The
zombie horror sub-genre has always been strangely hospitable to social
commentary, starting with the granddaddy of them all, George Romero’s Night of the Living Dead and continuing
through Yeon Sang-ho’s animated-live action duology Seoul Station and Train to Busan. It is a tradition worth exploring before you snidely turn up your nose
at it. Frustratingly, director Rod Blackhurst and screenwriter Ebeltoft were so
determine to make an anti-zombie zombie film, they made a point of jettisoning
everything that conventionally goes with the shuffling hordes, including tacky
things like action and suspense. Brace yourself for a lot of staring off into
the distance throughout Blackhurst’s Here
Alone (trailer
here),
which screens tomorrow at the 2016 Bruce Campbell Horror Film Festival in
Chicago.
When
a film is selected by a festival named after Sam Raimi’s crony with the lethal
chin, patrons will probably assume it has a certain level of energy and attitude.
Unfortunately, both are profoundly lacking here. Instead, Here Alone (also an award-winning selection at this year’s Tribeca)
fancies itself more of an existential survivor’s tale, but its insights are
either prosaically on-the-nose or rather questionable.
The
zombie apocalypse has basically kneecapped human civilization, so Ann has gone
native, living rough in the woodlands of upstate New York. She was taught
survival skills by her late husband Jason, before the doomsday infection
claimed him too. Now she a solitary existence, tormented by guilt over some
mysterious tragedy. Oh by the way, did we mention she and Jason also had an
infant daughter, who doesn’t seem to be around anymore.

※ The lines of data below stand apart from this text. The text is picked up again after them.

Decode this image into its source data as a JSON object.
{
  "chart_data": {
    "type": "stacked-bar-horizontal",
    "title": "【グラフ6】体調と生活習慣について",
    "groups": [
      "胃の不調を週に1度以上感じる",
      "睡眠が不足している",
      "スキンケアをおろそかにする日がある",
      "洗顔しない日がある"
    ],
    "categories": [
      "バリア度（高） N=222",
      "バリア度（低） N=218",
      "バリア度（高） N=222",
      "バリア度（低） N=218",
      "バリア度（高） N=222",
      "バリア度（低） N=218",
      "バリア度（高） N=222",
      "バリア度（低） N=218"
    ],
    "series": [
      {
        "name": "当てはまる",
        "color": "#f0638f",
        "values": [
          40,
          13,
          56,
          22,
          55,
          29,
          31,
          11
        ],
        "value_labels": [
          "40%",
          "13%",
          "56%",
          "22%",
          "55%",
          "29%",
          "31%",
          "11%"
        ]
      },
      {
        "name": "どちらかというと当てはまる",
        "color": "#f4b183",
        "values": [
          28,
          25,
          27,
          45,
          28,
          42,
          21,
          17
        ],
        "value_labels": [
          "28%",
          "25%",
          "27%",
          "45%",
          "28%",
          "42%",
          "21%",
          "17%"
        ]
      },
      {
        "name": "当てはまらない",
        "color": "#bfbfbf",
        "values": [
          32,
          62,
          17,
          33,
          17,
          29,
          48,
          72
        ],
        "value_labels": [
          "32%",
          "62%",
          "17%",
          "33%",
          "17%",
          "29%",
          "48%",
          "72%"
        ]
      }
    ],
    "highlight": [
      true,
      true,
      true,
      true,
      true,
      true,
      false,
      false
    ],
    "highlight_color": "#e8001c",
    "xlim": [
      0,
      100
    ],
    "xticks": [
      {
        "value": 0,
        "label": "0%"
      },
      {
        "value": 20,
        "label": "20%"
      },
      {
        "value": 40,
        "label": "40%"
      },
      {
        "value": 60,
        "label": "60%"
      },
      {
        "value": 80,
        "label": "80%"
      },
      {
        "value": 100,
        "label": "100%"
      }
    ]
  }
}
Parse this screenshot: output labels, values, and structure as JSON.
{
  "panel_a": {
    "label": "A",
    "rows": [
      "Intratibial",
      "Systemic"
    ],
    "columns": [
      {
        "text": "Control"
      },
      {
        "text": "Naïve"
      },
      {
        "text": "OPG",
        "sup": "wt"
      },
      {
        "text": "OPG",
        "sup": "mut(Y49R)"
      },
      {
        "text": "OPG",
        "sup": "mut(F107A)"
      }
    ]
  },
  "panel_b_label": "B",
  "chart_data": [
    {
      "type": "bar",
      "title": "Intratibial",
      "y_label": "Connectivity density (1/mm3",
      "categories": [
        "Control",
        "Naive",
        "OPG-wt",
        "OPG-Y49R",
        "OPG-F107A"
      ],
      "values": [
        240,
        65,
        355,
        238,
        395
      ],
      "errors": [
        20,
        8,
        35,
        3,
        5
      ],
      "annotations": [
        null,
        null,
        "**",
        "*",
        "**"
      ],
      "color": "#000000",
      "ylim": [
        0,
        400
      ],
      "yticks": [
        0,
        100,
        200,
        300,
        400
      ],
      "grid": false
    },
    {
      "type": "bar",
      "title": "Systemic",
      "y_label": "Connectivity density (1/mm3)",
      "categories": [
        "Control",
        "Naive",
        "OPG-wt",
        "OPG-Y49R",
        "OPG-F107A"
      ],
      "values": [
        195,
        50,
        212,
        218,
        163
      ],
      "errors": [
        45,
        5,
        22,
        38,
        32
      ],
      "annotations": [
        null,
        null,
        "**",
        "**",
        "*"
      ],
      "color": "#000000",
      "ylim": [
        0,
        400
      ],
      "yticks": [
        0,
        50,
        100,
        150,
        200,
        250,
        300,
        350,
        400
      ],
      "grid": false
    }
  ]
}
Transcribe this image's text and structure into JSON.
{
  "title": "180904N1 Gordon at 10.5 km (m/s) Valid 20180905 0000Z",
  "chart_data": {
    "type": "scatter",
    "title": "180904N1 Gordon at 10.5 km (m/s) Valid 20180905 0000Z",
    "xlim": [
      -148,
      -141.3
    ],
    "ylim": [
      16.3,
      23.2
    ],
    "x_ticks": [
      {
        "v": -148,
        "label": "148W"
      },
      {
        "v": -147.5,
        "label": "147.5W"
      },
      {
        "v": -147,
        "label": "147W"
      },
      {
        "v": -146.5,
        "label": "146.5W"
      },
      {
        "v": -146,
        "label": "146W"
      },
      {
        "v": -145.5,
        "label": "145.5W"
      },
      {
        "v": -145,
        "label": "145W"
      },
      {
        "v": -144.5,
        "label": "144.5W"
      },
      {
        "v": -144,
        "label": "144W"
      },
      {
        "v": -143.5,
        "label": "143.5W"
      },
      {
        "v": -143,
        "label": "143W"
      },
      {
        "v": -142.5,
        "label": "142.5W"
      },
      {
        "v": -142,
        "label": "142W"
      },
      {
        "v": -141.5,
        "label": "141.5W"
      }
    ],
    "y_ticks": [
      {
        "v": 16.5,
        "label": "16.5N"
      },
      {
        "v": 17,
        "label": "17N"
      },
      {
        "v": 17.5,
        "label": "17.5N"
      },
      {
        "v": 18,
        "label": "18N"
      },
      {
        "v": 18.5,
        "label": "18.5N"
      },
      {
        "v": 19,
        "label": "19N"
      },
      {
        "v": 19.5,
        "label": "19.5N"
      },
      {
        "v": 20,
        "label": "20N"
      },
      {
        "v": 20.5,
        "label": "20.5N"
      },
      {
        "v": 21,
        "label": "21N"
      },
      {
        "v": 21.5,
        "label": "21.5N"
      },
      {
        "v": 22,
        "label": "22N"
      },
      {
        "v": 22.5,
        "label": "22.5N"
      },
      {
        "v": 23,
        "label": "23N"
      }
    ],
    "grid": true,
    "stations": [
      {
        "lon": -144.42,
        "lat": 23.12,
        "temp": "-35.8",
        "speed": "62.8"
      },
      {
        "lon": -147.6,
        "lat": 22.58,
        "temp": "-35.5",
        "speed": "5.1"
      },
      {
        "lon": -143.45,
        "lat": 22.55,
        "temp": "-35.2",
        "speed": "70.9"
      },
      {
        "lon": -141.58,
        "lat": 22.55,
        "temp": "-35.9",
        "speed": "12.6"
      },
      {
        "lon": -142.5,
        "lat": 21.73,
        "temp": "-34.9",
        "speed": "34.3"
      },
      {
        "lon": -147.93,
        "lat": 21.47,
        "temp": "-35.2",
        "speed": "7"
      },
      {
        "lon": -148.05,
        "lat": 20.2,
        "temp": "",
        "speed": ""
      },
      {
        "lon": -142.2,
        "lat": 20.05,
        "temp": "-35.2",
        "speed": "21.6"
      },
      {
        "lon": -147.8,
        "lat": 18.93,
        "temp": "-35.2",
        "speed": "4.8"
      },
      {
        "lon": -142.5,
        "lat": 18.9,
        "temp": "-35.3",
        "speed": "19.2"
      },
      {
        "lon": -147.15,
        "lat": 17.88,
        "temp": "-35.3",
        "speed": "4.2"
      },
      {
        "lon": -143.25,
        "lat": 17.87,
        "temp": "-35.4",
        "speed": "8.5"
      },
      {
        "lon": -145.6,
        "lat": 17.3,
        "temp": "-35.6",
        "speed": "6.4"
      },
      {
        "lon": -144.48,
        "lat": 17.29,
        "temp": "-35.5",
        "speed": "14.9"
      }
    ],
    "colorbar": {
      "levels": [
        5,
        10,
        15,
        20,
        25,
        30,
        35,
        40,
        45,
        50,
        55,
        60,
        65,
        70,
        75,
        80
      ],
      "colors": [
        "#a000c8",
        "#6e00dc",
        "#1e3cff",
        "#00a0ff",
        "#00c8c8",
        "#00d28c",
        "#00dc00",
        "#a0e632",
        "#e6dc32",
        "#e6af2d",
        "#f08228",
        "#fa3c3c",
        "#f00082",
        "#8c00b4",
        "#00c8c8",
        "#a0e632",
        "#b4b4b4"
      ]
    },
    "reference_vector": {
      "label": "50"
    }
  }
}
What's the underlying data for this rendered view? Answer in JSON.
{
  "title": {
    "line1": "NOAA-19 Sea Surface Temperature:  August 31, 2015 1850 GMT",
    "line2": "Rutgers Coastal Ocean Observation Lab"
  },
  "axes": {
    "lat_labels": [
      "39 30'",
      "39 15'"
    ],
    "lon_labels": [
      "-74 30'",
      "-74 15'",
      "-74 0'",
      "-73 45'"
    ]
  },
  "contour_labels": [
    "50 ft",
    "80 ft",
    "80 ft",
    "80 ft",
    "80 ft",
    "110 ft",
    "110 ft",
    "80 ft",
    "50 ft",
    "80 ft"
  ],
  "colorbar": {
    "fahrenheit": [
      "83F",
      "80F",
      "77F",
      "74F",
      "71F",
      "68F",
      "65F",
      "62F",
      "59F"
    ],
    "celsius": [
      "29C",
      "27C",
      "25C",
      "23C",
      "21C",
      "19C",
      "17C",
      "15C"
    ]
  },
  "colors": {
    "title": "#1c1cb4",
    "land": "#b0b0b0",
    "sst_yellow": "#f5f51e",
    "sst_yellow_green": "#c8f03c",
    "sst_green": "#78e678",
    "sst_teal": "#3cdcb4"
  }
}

You don’t suppose that
could be related?
Her
days of foraging grubs and berries are interrupted by the arrival of Chris and
his bizarrely petulant step-daughter Olivia. As she nurses the wounded man back
to full strength, she starts to feel a human connection again. She finds she
likes it, but Olivia—not so much. Frankly, this kind of perverse jealousy in
the face of apocalyptic horror is pretty familiar by now, yet it never really seems
convincing. If ever there is a time to put your feelings aside and get with the
collective program, it would be during a zombie uprising. Still, the
self-defeating emotions seemed more believable and rawer in a film like
Christoph Behl’s The Desert, for
example.
Naturally,
Here Alone does not show us the
zombies until the third act, yet when they finally arrive, they manage to be a let-down.
Apparently, Blackhurst found the whole business so distasteful, he skimped on
the establishing shots. One minute Ann is handcuffed to a cabinet, they next
she is running free as the wind. Regardless how you feel about tick-tock action
movie mechanics, that is just sloppy filmmaking.